Our love affair was chic from beginning to end; the rumpled intellectual and the skilled maîtresse. It was a done thing—the done thing.
Beginning to end. Was it the end? She kept things lively, he thought. I counted on that. I used to look forward to work, knowing I’d see her.
He pictured himself twined in the arms of various time-consuming professional women over the years. As long as Alice was content at home with the boys, it didn’t seem to matter if he had these little intrigues at work. They were never part of my real life, he reflected. They were part of work, part of the New York world I left behind when I boarded this train.
He had gotten in the habit of feeling fine about it, spotting a girl at party and deciding he would miss his train, lunching with an author and agreeing to meet again for drinks in the evening. Surely it made no difference to Alice? She never knew about any of it.
But Alice’s death made Richard feel ashamed of Laetitia. And of all the others, too. I always meant to spend more time at home. Work was so demanding, so all-absorbing.
Work and women. Where was the line between them? The compartments in Richard’s complicated life were collapsing into one another. The distinctions seemed fake, made-up. I devised them to suit myself, he thought.
But work is important to me. His discomfort increased. Work should have remained clear of emotional tangles. The integrity of the intellect, the rigor, the years of conviction and seeking after truth now seemed soiled.

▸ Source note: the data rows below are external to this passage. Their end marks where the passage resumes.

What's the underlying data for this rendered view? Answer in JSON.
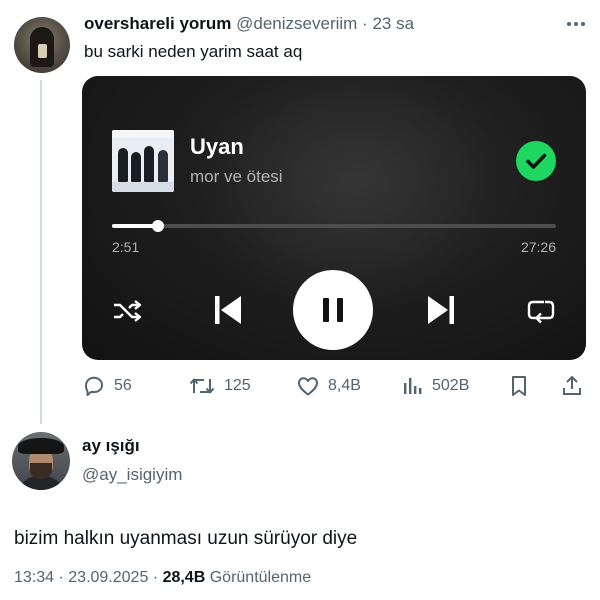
{
  "tweet1": {
    "display_name": "oversharelі yorum",
    "handle": "@denizseveriim",
    "separator": " · ",
    "time": "23 sa",
    "text": "bu sarki neden yarim saat aq",
    "more_icon": "more-horizontal-icon"
  },
  "player": {
    "title": "Uyan",
    "artist": "mor ve ötesi",
    "elapsed": "2:51",
    "duration": "27:26",
    "progress_fraction": 0.104,
    "accent_color": "#1ed760",
    "icons": [
      "shuffle-icon",
      "previous-icon",
      "pause-icon",
      "next-icon",
      "repeat-icon",
      "check-icon"
    ]
  },
  "actions": {
    "replies": "56",
    "retweets": "125",
    "likes": "8,4B",
    "views": "502B"
  },
  "tweet2": {
    "display_name": "ay ışığı",
    "handle": "@ay_isigiyim",
    "text": "bizim halkın uyanması uzun sürüyor diye",
    "time": "13:34",
    "date": "23.09.2025",
    "sep": " · ",
    "views_count": "28,4B",
    "views_label": "Görüntülenme"
  }
}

He silently argued the case for the defense. I’m good at publishing, and I’m successful. It’s an exacting profession. No amount of time spent on any book is ever enough. Especially with non-fiction where you have the responsibility to be accurate. To be right.
He had been saying such things for years, to everyone at home when he left, and again when he was late returning. No amount of time spent on any book is ever enough.
He tried to see the dark landscape rushing by outside the glass. But his own reflection stared back at him. There was no penetrating it. And the past was the same. He couldn’t reach it now; he couldn’t change it.